Sections of Leviticus, Deuteronomy, and Numbers outline laws that protected Israelites from communicable diseases.
The Importance of Hygiene in Stopping Infection and Disease
Proper hygiene is as essential as diet and exercise to optimum health. You can significantly reduce infections, allergy attacks, and other negative health conditions by cleansing your body of toxins, pollutants, allergens, and disease-causing germs.
The body’s immune system is an autonomic or “automatic” function. The body reacts automatically when it senses an invasion by the disease-causing bacteria, fungi, viruses, and allergens that surround us in our homes, job sites, or backyards. Normally, the human immune system effectively fights off these diseases, but it easily becomes overloaded in today’s toxic world. To make matters worse, our transglobal travel rapidly transports new diseases around the world in a day!

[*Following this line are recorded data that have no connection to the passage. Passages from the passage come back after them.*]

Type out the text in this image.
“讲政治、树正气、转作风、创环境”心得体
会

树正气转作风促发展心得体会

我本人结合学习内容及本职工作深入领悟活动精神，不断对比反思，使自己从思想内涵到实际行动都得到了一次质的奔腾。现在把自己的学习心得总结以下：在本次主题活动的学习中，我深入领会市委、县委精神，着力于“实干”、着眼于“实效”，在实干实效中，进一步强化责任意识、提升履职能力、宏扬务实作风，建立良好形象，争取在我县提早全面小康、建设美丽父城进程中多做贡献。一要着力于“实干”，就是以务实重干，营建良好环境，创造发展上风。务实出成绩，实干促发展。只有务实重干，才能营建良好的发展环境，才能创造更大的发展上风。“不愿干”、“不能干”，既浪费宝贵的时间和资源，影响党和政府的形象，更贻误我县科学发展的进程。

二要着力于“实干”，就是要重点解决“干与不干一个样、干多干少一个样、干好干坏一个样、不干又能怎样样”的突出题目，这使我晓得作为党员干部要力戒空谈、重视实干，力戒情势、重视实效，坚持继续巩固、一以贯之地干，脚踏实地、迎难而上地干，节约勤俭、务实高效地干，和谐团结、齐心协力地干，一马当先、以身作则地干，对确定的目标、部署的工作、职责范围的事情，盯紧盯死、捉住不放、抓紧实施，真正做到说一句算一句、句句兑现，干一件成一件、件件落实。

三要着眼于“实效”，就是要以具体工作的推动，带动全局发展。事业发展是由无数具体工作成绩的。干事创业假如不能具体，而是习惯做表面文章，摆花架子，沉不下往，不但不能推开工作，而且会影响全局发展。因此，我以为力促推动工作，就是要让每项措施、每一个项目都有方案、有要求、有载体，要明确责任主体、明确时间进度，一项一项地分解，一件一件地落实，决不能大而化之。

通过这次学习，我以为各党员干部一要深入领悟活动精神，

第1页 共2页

One of the first defenses against cancer was attained through hygienic means. In the 18th century, London’s chimney sweeps incurred an unusually high rate of scrotal cancer until a local surgeon named Dr. Potts determined that those who regularly washed away the carcinogenic soot collected on their skin escaped the disease. A century later hundreds of thousands of European women were dying of “childbirth fever”, and a Viennese obstetrician, Dr. Semmelweis, discovered that when doctors washed their hands between deliveries, the death rate of the women dropped by 90%. The doctors were unwittingly transferring infection from one delivery to the other. Even during World War II deaths from poor hygiene caused three times more deaths than battlefield wounds.